Vêtus de robes de soirée et de smokings, les élèves de l'école Marie-Anne, de Rawdon, ont fêté en grand la fin de leurs études... primaires. Cocktail sans alcool coulant d'une fontaine, photos avec toge et mortier, cérémonie de remise de diplômes devant les parents, rien n'a été oublié, pas même la danse qui battait son plein passé 22h.

«J'avais hâte au bal des finissants, je m'imaginais en robe!» a dit à La Presse Laurie Lafrenière, une brunette de 12 ans aux cheveux torsadés pour l'occasion. «J'ai aimé le primaire, mais je suis contente de passer à la prochaine étape», a témoigné Mélissa Malo, 11 ans, dans sa robe verte ornée de brillants. D'autres étaient plus émotifs. «C'est comme la dernière fois que je vois mes amis», a souligné Ève Cardinal-Roy, 12 ans.

Autrefois réservés à la fin du secondaire, les bals se multiplient dans les écoles primaires de Montréal, Laval, Longueuil, Saint-Sauveur, Victoriaville. «Il y a même des fêtes de graduation dans les garderies, a observé Diane Pacom, sociologue à l'Université d'Ottawa. Avant, le bal symbolisait la fin des études et le début de la vie adulte. Mais qu'est-ce que ça symbolise pour les jeunes du primaire? C'est sûr que finir le primaire pour aller au secondaire, c'est une grande chose. Mais quand on sait qu'il leur reste 20 ans d'études et 35 000$ de dettes, ce n'est pas réjouissant!»

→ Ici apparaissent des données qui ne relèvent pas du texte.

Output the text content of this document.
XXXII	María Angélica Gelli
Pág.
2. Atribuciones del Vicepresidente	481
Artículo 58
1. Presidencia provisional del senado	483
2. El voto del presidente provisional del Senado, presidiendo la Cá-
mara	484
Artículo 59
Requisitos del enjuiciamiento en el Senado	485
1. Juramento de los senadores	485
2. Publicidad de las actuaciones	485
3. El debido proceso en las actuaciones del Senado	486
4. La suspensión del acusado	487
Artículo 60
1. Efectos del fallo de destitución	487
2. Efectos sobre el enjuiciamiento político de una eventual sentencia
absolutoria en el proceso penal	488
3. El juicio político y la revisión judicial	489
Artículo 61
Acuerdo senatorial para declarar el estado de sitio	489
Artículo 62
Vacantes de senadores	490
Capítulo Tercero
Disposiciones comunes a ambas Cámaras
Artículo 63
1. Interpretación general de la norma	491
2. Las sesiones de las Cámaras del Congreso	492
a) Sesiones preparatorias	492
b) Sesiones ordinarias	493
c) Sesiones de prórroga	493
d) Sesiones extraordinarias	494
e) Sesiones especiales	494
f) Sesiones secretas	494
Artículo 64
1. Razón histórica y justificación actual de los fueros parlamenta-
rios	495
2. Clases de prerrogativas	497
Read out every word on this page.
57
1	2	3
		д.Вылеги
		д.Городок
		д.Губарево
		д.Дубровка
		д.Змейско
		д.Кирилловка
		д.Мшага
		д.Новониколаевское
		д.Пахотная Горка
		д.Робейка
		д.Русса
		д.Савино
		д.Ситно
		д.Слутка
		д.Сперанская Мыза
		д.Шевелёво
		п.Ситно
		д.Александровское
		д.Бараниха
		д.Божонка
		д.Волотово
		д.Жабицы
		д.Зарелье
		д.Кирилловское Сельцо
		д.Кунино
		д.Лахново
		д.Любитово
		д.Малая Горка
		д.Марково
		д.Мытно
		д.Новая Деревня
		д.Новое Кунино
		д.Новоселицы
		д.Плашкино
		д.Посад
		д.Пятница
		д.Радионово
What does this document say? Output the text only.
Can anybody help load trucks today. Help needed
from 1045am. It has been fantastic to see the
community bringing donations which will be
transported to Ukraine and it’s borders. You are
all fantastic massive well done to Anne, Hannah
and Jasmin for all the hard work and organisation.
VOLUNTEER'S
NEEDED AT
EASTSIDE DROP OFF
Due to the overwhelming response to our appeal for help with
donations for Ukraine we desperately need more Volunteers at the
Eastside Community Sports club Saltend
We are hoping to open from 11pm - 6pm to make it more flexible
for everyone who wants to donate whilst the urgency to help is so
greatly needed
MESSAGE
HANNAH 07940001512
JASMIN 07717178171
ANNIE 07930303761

«On souligne la réussite des enfants»

À l'école-pensionnat Marie-Anne, malgré leurs habits chic, les enfants sont restés eux-mêmes. Ils s'échappaient du banquet pour aller jouer dehors ou pour enfiler deux sandales à talons hauts dépareillées...

«On clôture de belles années et on souligne la réussite des enfants, a fait valoir Carole Lalancette, la directrice, qui a eu un bon mot pour chacun des finissants. Ça pleure beaucoup ! C'est toujours dur de les laisser aller. En secondaire 1, ils seront avec des jeunes de 16-17 ans qu'ils observeront, alors qu'ici ce sont eux les modèles.»

L'école Marie-Anne sonde par lettre ses anciens élèves, afin d'avoir leur avis sur le passage au secondaire. «Ce qu'ils trouvent difficile, c'est d'avoir moins d'attention des enseignants. Mais généralement, ça se passe très bien», a assuré Mme Lalancette.

«Ça a l'air compliqué, le secondaire», a dit Ian-Olivier Lavoie, 11 ans, qui avait choisi lui-même sa cravate rose et noire. Pensionnaire à Marie-Anne, le garçon «a passé deux mois à pleurer quand il est arrivé et pleure depuis deux mois parce qu'il ne veut plus repartir», a résumé Gaétan Lavoie, son père. «Je ne le trouve pas grand pour aller au secondaire, mais je suis content pour lui», a-t-il ajouté.

Soif de rituels

Les enfants de 11-12 ans sont devenus des «adonaissants», d'où l'engouement pour le bal des finissants, selon Mme Pacom. «Il y a un débordement de l'adolescence vers l'enfance, a-t-elle dit. On donne à des jeunes de 9 ans les valeurs, les goûts et le mode de vie de leurs frères et soeurs plus vieux. C'est pernicieux, car c'est d'abord la société de consommation qui en profite.»

À l'ère des enfants-rois «dont chaque geste est souligné par des trophées », ce sont souvent les parents qui réclament des diplômes, a-t-elle ajouté. « Ils sont conscients de la compétition féroce que leurs enfants vont devoir mener avec les gens de leur âge.»

Cette analyse n'est-elle pas sévère, alors que les petits d'aujourd'hui - qui fêtent Noël en jeans et sont élevés loin de la religion - ont peu d'occasions formelles de célébrer? «C'est sûr qu'il y a une soif de rituels, a convenu la sociologue. Dans une autre société, ces filles et garçons feraient leur première communion. Il n'y a rien de mal au bal des finissants si c'est fait correctement, mais ce n'est pas un rituel, qui doit avoir un sens transcendant et faire réfléchir. C'est davantage un moment fort, où on rigole et on est en famille.»